Russia, China block Security Council action on use of chemical weapons in Syria
28 February 2017 – With 'no' votes from permanent members Russia and China, the United Nations Security Council today failed to adopt a resolution that would, according to press reports, have imposed sanctions against parties using chemical weapons in war-torn Syria.
While nine of the Council's members voting in favour, Bolivia joined Russia and China in rejecting the text, as Egypt, Ethiopia and Kazakhstan abstained. A negative vote – or veto – from one of the Council's five permanent members means a resolution cannot be adopted.
Media reports suggest that the draft resolution would have established a sanctions regime, a committee and an expert panel to hold accountable those using and producing chemical weapons in Syria. The text would also have imposed sanctions on a number of individuals and entities linked to the use of chemical weapons in cases where responsibility was established by the Organisation for the Prohibition of Chemical Weapons (OPCW)-UN Joint Investigative Mechanism (JIM).
The Council came together on 19 December to unanimously adopt a resolution demanding that all parties to the Syrian conflict ensure immediate and unhindered access for the monitoring of evacuations from eastern Aleppo.
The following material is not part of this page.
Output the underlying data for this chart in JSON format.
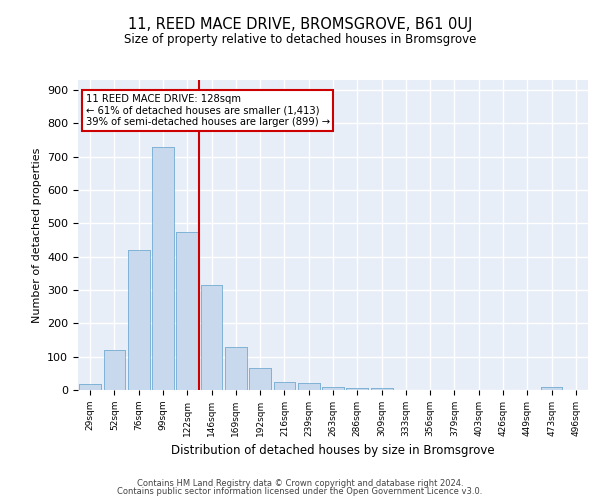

But today's decision comes after the Council's two most recent failed attempts to take action on Syria: on 8 October, Russia vetoed a resolution that would have called for an end to military flights over Aleppo; and on 5 December, a measure calling for a seven-day ceasefire in the beleaguered city failed to pass after negative votes by both China and Russia. In the past five years, Russia has vetoed seven Council texts on the Syrian conflict, while China has vetoed six of those seven.